Richard Pike, chief sales and marketing officer at Phoebus Software:

“August already seems a long time ago and these figures really don’t represent anything that has happened in the last few weeks since the new government took control. However, the doom that the Bank of England was spreading regarding the country being in recession already has at least proved unfounded, so far. With the IMF cutting global GDP forecasts, the fact that our GDP estimate is down 0.3% in August following growth (albeit revised down) in July puts Britain in line with global predictions.

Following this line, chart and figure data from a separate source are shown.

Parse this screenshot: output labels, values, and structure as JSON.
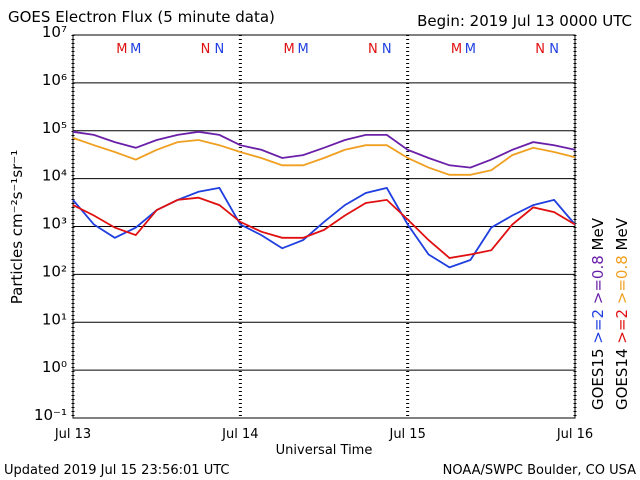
{
  "chart_data": {
    "type": "line",
    "title": "GOES Electron Flux (5 minute data)",
    "begin": "Begin: 2019 Jul 13 0000 UTC",
    "xlabel": "Universal Time",
    "ylabel": "Particles cm⁻²s⁻¹sr⁻¹",
    "updated": "Updated 2019 Jul 15 23:56:01 UTC",
    "credit": "NOAA/SWPC Boulder, CO USA",
    "log_scale": true,
    "grid": true,
    "threshold": 1000,
    "xlim": [
      0,
      72
    ],
    "xticks": [
      {
        "value": 0,
        "label": "Jul 13"
      },
      {
        "value": 24,
        "label": "Jul 14"
      },
      {
        "value": 48,
        "label": "Jul 15"
      },
      {
        "value": 72,
        "label": "Jul 16"
      }
    ],
    "ylim": [
      0.1,
      10000000
    ],
    "yticks": [
      {
        "value": 0.1,
        "label": "10⁻¹"
      },
      {
        "value": 1,
        "label": "10⁰"
      },
      {
        "value": 10,
        "label": "10¹"
      },
      {
        "value": 100,
        "label": "10²"
      },
      {
        "value": 1000,
        "label": "10³"
      },
      {
        "value": 10000,
        "label": "10⁴"
      },
      {
        "value": 100000,
        "label": "10⁵"
      },
      {
        "value": 1000000,
        "label": "10⁶"
      },
      {
        "value": 10000000,
        "label": "10⁷"
      }
    ],
    "unit": "MeV",
    "x": [
      0,
      3,
      6,
      9,
      12,
      15,
      18,
      21,
      24,
      27,
      30,
      33,
      36,
      39,
      42,
      45,
      48,
      51,
      54,
      57,
      60,
      63,
      66,
      69,
      72
    ],
    "series": [
      {
        "satellite": "GOES15",
        "name": ">=2",
        "color": "#1f3fe0",
        "values": [
          3600,
          1100,
          580,
          950,
          2200,
          3600,
          5300,
          6400,
          1100,
          660,
          350,
          520,
          1250,
          2800,
          5000,
          6400,
          1100,
          260,
          140,
          200,
          950,
          1700,
          2800,
          3600,
          1100
        ]
      },
      {
        "satellite": "GOES14",
        "name": ">=2",
        "color": "#e01010",
        "values": [
          2800,
          1700,
          950,
          660,
          2200,
          3600,
          4000,
          2800,
          1250,
          780,
          580,
          580,
          850,
          1700,
          3100,
          3600,
          1400,
          520,
          220,
          260,
          320,
          1100,
          2500,
          2000,
          1100
        ]
      },
      {
        "satellite": "GOES15",
        "name": ">=0.8",
        "color": "#6a1fa8",
        "values": [
          95000,
          82000,
          58000,
          44000,
          64000,
          82000,
          95000,
          82000,
          50000,
          40000,
          27000,
          31000,
          44000,
          64000,
          82000,
          82000,
          40000,
          27000,
          19000,
          17000,
          25000,
          40000,
          58000,
          50000,
          40000
        ]
      },
      {
        "satellite": "GOES14",
        "name": ">=0.8",
        "color": "#f0a020",
        "values": [
          71000,
          50000,
          36000,
          25000,
          40000,
          58000,
          64000,
          50000,
          36000,
          27000,
          19000,
          19000,
          27000,
          40000,
          50000,
          50000,
          27000,
          17000,
          12000,
          12000,
          15000,
          31000,
          44000,
          36000,
          28000
        ]
      }
    ],
    "markers": [
      {
        "label": "M",
        "color": "#e01010",
        "x": [
          7,
          31,
          55
        ]
      },
      {
        "label": "M",
        "color": "#1f3fe0",
        "x": [
          9,
          33,
          57
        ]
      },
      {
        "label": "N",
        "color": "#e01010",
        "x": [
          19,
          43,
          67
        ]
      },
      {
        "label": "N",
        "color": "#1f3fe0",
        "x": [
          21,
          45,
          69
        ]
      }
    ]
  }
}
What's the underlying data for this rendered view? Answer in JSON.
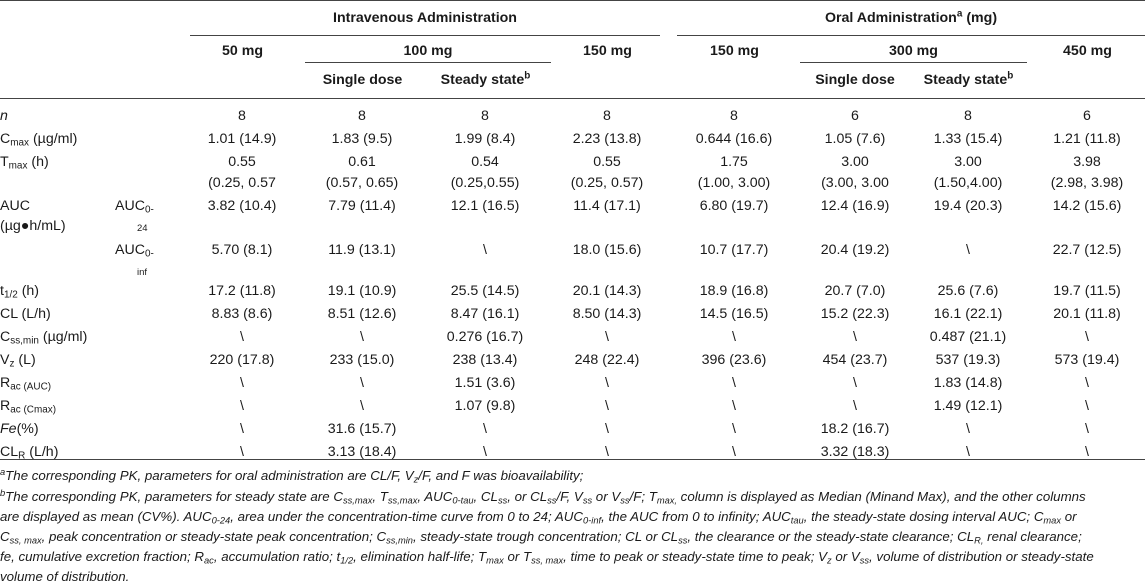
{
  "header": {
    "iv_title": "Intravenous Administration",
    "oral_title": "Oral Administration",
    "oral_title_sup": "a",
    "oral_title_unit": " (mg)",
    "iv_50": "50 mg",
    "iv_100": "100 mg",
    "iv_150": "150 mg",
    "oral_150": "150 mg",
    "oral_300": "300 mg",
    "oral_450": "450 mg",
    "single_dose": "Single dose",
    "steady_state": "Steady state",
    "steady_state_sup": "b"
  },
  "rows": [
    {
      "label": "n",
      "values": [
        "8",
        "8",
        "8",
        "8",
        "8",
        "6",
        "8",
        "6"
      ]
    },
    {
      "label_main": "C",
      "label_sub": "max",
      "label_tail": " (µg/ml)",
      "values": [
        "1.01 (14.9)",
        "1.83 (9.5)",
        "1.99 (8.4)",
        "2.23 (13.8)",
        "0.644 (16.6)",
        "1.05 (7.6)",
        "1.33 (15.4)",
        "1.21 (11.8)"
      ]
    },
    {
      "label_main": "T",
      "label_sub": "max",
      "label_tail": " (h)",
      "values": [
        "0.55",
        "0.61",
        "0.54",
        "0.55",
        "1.75",
        "3.00",
        "3.00",
        "3.98"
      ],
      "ranges": [
        "(0.25, 0.57",
        "(0.57, 0.65)",
        "(0.25,0.55)",
        "(0.25, 0.57)",
        "(1.00, 3.00)",
        "(3.00, 3.00",
        "(1.50,4.00)",
        "(2.98, 3.98)"
      ]
    },
    {
      "label": "AUC",
      "label2": "(µg●h/mL)",
      "sub_main": "AUC",
      "sub_sub": "0-",
      "sub_sub2": "24",
      "values": [
        "3.82 (10.4)",
        "7.79 (11.4)",
        "12.1 (16.5)",
        "11.4 (17.1)",
        "6.80 (19.7)",
        "12.4 (16.9)",
        "19.4 (20.3)",
        "14.2 (15.6)"
      ]
    },
    {
      "sub_main": "AUC",
      "sub_sub": "0-",
      "sub_sub2": "inf",
      "values": [
        "5.70 (8.1)",
        "11.9 (13.1)",
        "\\",
        "18.0 (15.6)",
        "10.7 (17.7)",
        "20.4 (19.2)",
        "\\",
        "22.7 (12.5)"
      ]
    },
    {
      "label_main": "t",
      "label_sub": "1/2",
      "label_tail": " (h)",
      "values": [
        "17.2 (11.8)",
        "19.1 (10.9)",
        "25.5 (14.5)",
        "20.1 (14.3)",
        "18.9 (16.8)",
        "20.7 (7.0)",
        "25.6 (7.6)",
        "19.7 (11.5)"
      ]
    },
    {
      "label": "CL (L/h)",
      "values": [
        "8.83 (8.6)",
        "8.51 (12.6)",
        "8.47 (16.1)",
        "8.50 (14.3)",
        "14.5 (16.5)",
        "15.2 (22.3)",
        "16.1 (22.1)",
        "20.1 (11.8)"
      ]
    },
    {
      "label_main": "C",
      "label_sub": "ss,min",
      "label_tail": " (µg/ml)",
      "values": [
        "\\",
        "\\",
        "0.276 (16.7)",
        "\\",
        "\\",
        "\\",
        "0.487 (21.1)",
        "\\"
      ]
    },
    {
      "label_main": "V",
      "label_sub": "z",
      "label_tail": " (L)",
      "values": [
        "220 (17.8)",
        "233 (15.0)",
        "238 (13.4)",
        "248 (22.4)",
        "396 (23.6)",
        "454 (23.7)",
        "537 (19.3)",
        "573 (19.4)"
      ]
    },
    {
      "label_main": "R",
      "label_sub": "ac (AUC)",
      "label_tail": "",
      "values": [
        "\\",
        "\\",
        "1.51 (3.6)",
        "\\",
        "\\",
        "\\",
        "1.83 (14.8)",
        "\\"
      ]
    },
    {
      "label_main": "R",
      "label_sub": "ac (Cmax)",
      "label_tail": "",
      "values": [
        "\\",
        "\\",
        "1.07 (9.8)",
        "\\",
        "\\",
        "\\",
        "1.49 (12.1)",
        "\\"
      ]
    },
    {
      "label_it": "Fe",
      "label_tail": "(%)",
      "values": [
        "\\",
        "31.6 (15.7)",
        "\\",
        "\\",
        "\\",
        "18.2 (16.7)",
        "\\",
        "\\"
      ]
    },
    {
      "label_main": "CL",
      "label_sub": "R",
      "label_tail": " (L/h)",
      "values": [
        "\\",
        "3.13 (18.4)",
        "\\",
        "\\",
        "\\",
        "3.32 (18.3)",
        "\\",
        "\\"
      ]
    }
  ],
  "footnotes": {
    "a_marker": "a",
    "a_text": "The corresponding PK, parameters for oral administration are CL/F, V",
    "a_sub": "z",
    "a_text2": "/F, and F was bioavailability;",
    "b_marker": "b",
    "b_line1_a": "The corresponding PK, parameters for steady state are C",
    "b_line1_s1": "ss,max",
    "b_line1_b": ", T",
    "b_line1_s2": "ss,max",
    "b_line1_c": ", AUC",
    "b_line1_s3": "0-tau",
    "b_line1_d": ", CL",
    "b_line1_s4": "ss",
    "b_line1_e": ", or CL",
    "b_line1_s5": "ss",
    "b_line1_f": "/F, V",
    "b_line1_s6": "ss",
    "b_line1_g": " or V",
    "b_line1_s7": "ss",
    "b_line1_h": "/F; T",
    "b_line1_s8": "max,",
    "b_line1_i": " column is displayed as Median (Minand Max), and the other columns",
    "line2_a": "are displayed as mean (CV%). AUC",
    "line2_s1": "0-24",
    "line2_b": ", area under the concentration-time curve from 0 to 24; AUC",
    "line2_s2": "0-inf",
    "line2_c": ", the AUC from 0 to infinity; AUC",
    "line2_s3": "tau",
    "line2_d": ", the steady-state dosing interval AUC; C",
    "line2_s4": "max",
    "line2_e": " or",
    "line3_a": "C",
    "line3_s1": "ss, max",
    "line3_b": ", peak concentration or steady-state peak concentration; C",
    "line3_s2": "ss,min",
    "line3_c": ", steady-state trough concentration; CL or CL",
    "line3_s3": "ss",
    "line3_d": ", the clearance or the steady-state clearance; CL",
    "line3_s4": "R,",
    "line3_e": " renal clearance;",
    "line4_a": "fe, cumulative excretion fraction; R",
    "line4_s1": "ac",
    "line4_b": ", accumulation ratio; t",
    "line4_s2": "1/2",
    "line4_c": ", elimination half-life; T",
    "line4_s3": "max",
    "line4_d": " or T",
    "line4_s4": "ss, max",
    "line4_e": ", time to peak or steady-state time to peak; V",
    "line4_s5": "z",
    "line4_f": " or V",
    "line4_s6": "ss",
    "line4_g": ", volume of distribution or steady-state",
    "line5": "volume of distribution."
  }
}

“That said, the events that have unfolded in the last few weeks are sure to show themselves in upcoming data sets as the country finds its feet under the new regime and figures out exactly what this government is trying to do. Something that we should find out when the Chancellor delivers his ‘fiscal clarity’ statement on the 31st. For the mortgage market the prediction that interest rates are likely to increase by up to one per cent in the next MPC meeting, is going to put more pressure on lenders and borrowers. Mainstream banks are in a better position than smaller lenders and we have already seen the number of available mortgage products halve in two weeks. Unfortunately, although the affordability buffer was set at 3% the rising cost of a mortgage is only part of increasing costs at the moment. Lenders were never asked to predict how much inflation would rise if interest rates went up. Now they have to look at affordability from a much more holistic angle to assess the risk.

“House prices have already started to come down, and you will never take away the desire to own a home in the UK, so it now depends on how much prices fall in comparison to how much everything else goes up. There is always appetite somewhere, and one positive to come from today’s estimate is that new work in construction increased. Brokers will also come into their own with so many remortgage opportunities in the coming months.”